As I see it, the main uses of my derived magnitudes would involve observing some globulars and then using your own visibility data combined with my data table to figure out if you have a realistic chance of seeing other objects under those conditions. I.e. maybe you are trying to see all the Herschel 400 objects with a small telescope under dark skies, or a large telescope under poor skies, etc. Note again that this list is geared toward the detection of the globular, and not with how easy it is to resolve stars. If you are resolving stars, you are way beyond mere detection. [Maybe not true for the poorest clusters?]

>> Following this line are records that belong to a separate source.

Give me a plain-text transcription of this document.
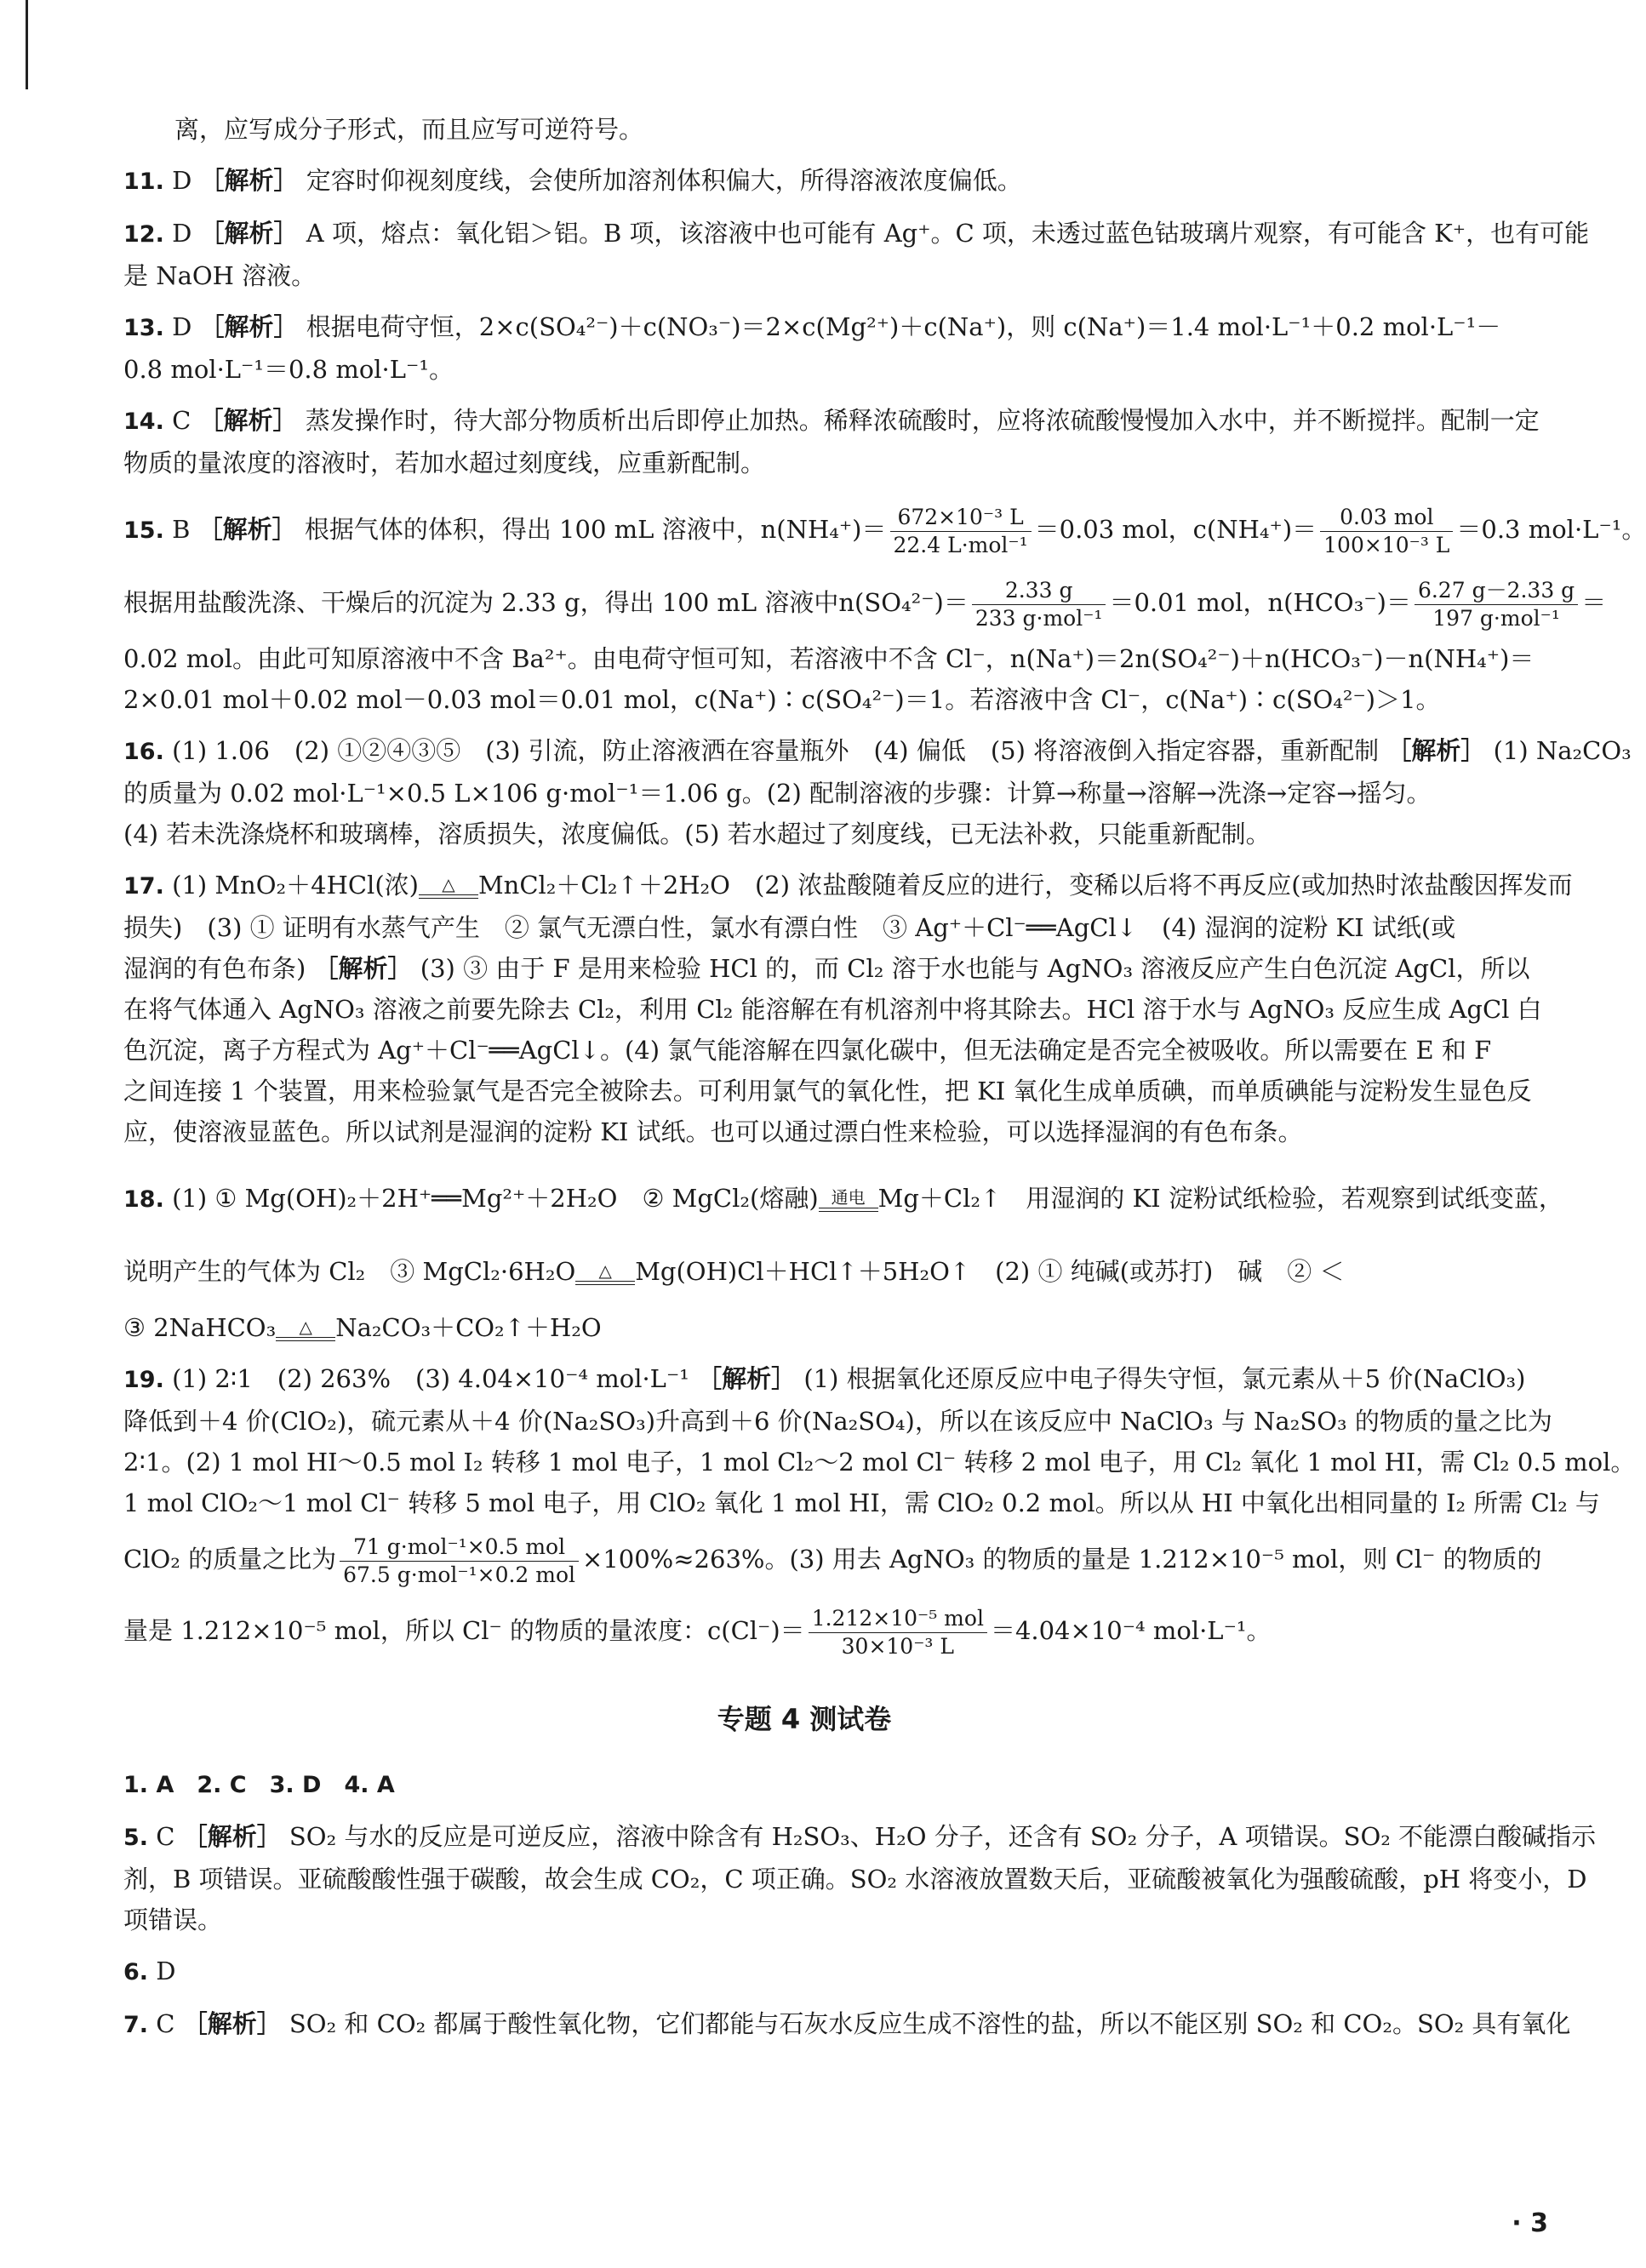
离，应写成分子形式，而且应写可逆符号。
11. D ［解析］ 定容时仰视刻度线，会使所加溶剂体积偏大，所得溶液浓度偏低。
12. D ［解析］ A 项，熔点：氧化铝＞铝。B 项，该溶液中也可能有 Ag⁺。C 项，未透过蓝色钴玻璃片观察，有可能含 K⁺，也有可能
是 NaOH 溶液。
13. D ［解析］ 根据电荷守恒，2×c(SO₄²⁻)＋c(NO₃⁻)＝2×c(Mg²⁺)＋c(Na⁺)，则 c(Na⁺)＝1.4 mol·L⁻¹＋0.2 mol·L⁻¹－
0.8 mol·L⁻¹＝0.8 mol·L⁻¹。
14. C ［解析］ 蒸发操作时，待大部分物质析出后即停止加热。稀释浓硫酸时，应将浓硫酸慢慢加入水中，并不断搅拌。配制一定
物质的量浓度的溶液时，若加水超过刻度线，应重新配制。
15. B ［解析］ 根据气体的体积，得出 100 mL 溶液中，$n(NH_4^+)= \frac{\text{672×10⁻³ L}}{\text{22.4 L·mol⁻¹}} =0.03$ mol，$c(NH_4^+)= \frac{\text{0.03 mol}}{\text{100×10⁻³ L}} =0.3$ mol·L⁻¹。
根据用盐酸洗涤、干燥后的沉淀为 2.33 g，得出 100 mL 溶液中$n(SO_4^{2-})= \frac{2.33 g}{\text{233 g·mol⁻¹}} =0.01$ mol，$n(HCO_3^-)= \frac{6.27 g-2.33 g}{\text{197 g·mol⁻¹}}$ ＝
0.02 mol。由此可知原溶液中不含 Ba²⁺。由电荷守恒可知，若溶液中不含 Cl⁻，n(Na⁺)＝2n(SO₄²⁻)＋n(HCO₃⁻)－n(NH₄⁺)＝
2×0.01 mol＋0.02 mol－0.03 mol＝0.01 mol，c(Na⁺)∶c(SO₄²⁻)＝1。若溶液中含 Cl⁻，c(Na⁺)∶c(SO₄²⁻)＞1。
16. (1) 1.06　(2) ①②④③⑤　(3) 引流，防止溶液洒在容量瓶外　(4) 偏低　(5) 将溶液倒入指定容器，重新配制 ［解析］ (1) Na₂CO₃
的质量为 0.02 mol·L⁻¹×0.5 L×106 g·mol⁻¹＝1.06 g。(2) 配制溶液的步骤：计算→称量→溶解→洗涤→定容→摇匀。
(4) 若未洗涤烧杯和玻璃棒，溶质损失，浓度偏低。(5) 若水超过了刻度线，已无法补救，只能重新配制。
17. (1) MnO₂＋4HCl(浓)	△ MnCl₂＋Cl₂↑＋2H₂O　(2) 浓盐酸随着反应的进行，变稀以后将不再反应(或加热时浓盐酸因挥发而
损失)　(3) ① 证明有水蒸气产生　② 氯气无漂白性，氯水有漂白性　③ Ag⁺＋Cl⁻══AgCl↓　(4) 湿润的淀粉 KI 试纸(或
湿润的有色布条) ［解析］ (3) ③ 由于 F 是用来检验 HCl 的，而 Cl₂ 溶于水也能与 AgNO₃ 溶液反应产生白色沉淀 AgCl，所以
在将气体通入 AgNO₃ 溶液之前要先除去 Cl₂，利用 Cl₂ 能溶解在有机溶剂中将其除去。HCl 溶于水与 AgNO₃ 反应生成 AgCl 白
色沉淀，离子方程式为 Ag⁺＋Cl⁻══AgCl↓。(4) 氯气能溶解在四氯化碳中，但无法确定是否完全被吸收。所以需要在 E 和 F
之间连接 1 个装置，用来检验氯气是否完全被除去。可利用氯气的氧化性，把 KI 氧化生成单质碘，而单质碘能与淀粉发生显色反
应，使溶液显蓝色。所以试剂是湿润的淀粉 KI 试纸。也可以通过漂白性来检验，可以选择湿润的有色布条。
18. (1) ① Mg(OH)₂＋2H⁺══Mg²⁺＋2H₂O　② MgCl₂(熔融) 通电 Mg＋Cl₂↑　用湿润的 KI 淀粉试纸检验，若观察到试纸变蓝，
说明产生的气体为 Cl₂　③ MgCl₂·6H₂O	△ Mg(OH)Cl＋HCl↑＋5H₂O↑　(2) ① 纯碱(或苏打)　碱　② ＜
③ 2NaHCO₃	△ Na₂CO₃＋CO₂↑＋H₂O
19. (1) 2∶1　(2) 263%　(3) 4.04×10⁻⁴ mol·L⁻¹ ［解析］ (1) 根据氧化还原反应中电子得失守恒，氯元素从＋5 价(NaClO₃)
降低到＋4 价(ClO₂)，硫元素从＋4 价(Na₂SO₃)升高到＋6 价(Na₂SO₄)，所以在该反应中 NaClO₃ 与 Na₂SO₃ 的物质的量之比为
2∶1。(2) 1 mol HI～0.5 mol I₂ 转移 1 mol 电子，1 mol Cl₂～2 mol Cl⁻ 转移 2 mol 电子，用 Cl₂ 氧化 1 mol HI，需 Cl₂ 0.5 mol。
1 mol ClO₂～1 mol Cl⁻ 转移 5 mol 电子，用 ClO₂ 氧化 1 mol HI，需 ClO₂ 0.2 mol。所以从 HI 中氧化出相同量的 I₂ 所需 Cl₂ 与
ClO₂ 的质量之比为 $\frac{\text{71 g·mol⁻¹×0.5 mol}}{\text{67.5 g·mol⁻¹×0.2 mol}} \times 100\%\approx 263\%$。(3) 用去 AgNO₃ 的物质的量是 1.212×10⁻⁵ mol，则 Cl⁻ 的物质的
量是 1.212×10⁻⁵ mol，所以 Cl⁻ 的物质的量浓度：$c(Cl^-)= \frac{\text{1.212×10⁻⁵ mol}}{\text{30×10⁻³ L}} =4.04\times 10^{-4}$ mol·L⁻¹。
专题 4 测试卷
1. A　2. C　3. D　4. A
5. C ［解析］ SO₂ 与水的反应是可逆反应，溶液中除含有 H₂SO₃、H₂O 分子，还含有 SO₂ 分子，A 项错误。SO₂ 不能漂白酸碱指示
剂，B 项错误。亚硫酸酸性强于碳酸，故会生成 CO₂，C 项正确。SO₂ 水溶液放置数天后，亚硫酸被氧化为强酸硫酸，pH 将变小，D
项错误。
6. D
7. C ［解析］ SO₂ 和 CO₂ 都属于酸性氧化物，它们都能与石灰水反应生成不溶性的盐，所以不能区别 SO₂ 和 CO₂。SO₂ 具有氧化
· 3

One important note: I have not (yet) included angular sizes for the globulars. It's a matter of choosing a particular criterion for assessing the size. The tidal radii of most globulars are huge, reflecting the fact that there can be gravitationally bound members of the cluster at very considerable distances away from the center. You can see for yourself that a cluster like M13 just sort of gradually fades away into the random background of stars. Where do you draw the line? Reasonable choices can involve things like a circle that encloses xx% of the total light, or picking a point where the surface brightness drops off to some level. I'll eventually commit to something. For now, you could check out the "Accurate Globular Cluster List", or grab Brian Skiff's compilation.
As you might guess, my data tables were put together in a mostly automated manner, so there may be a few stupid mistakes lurking.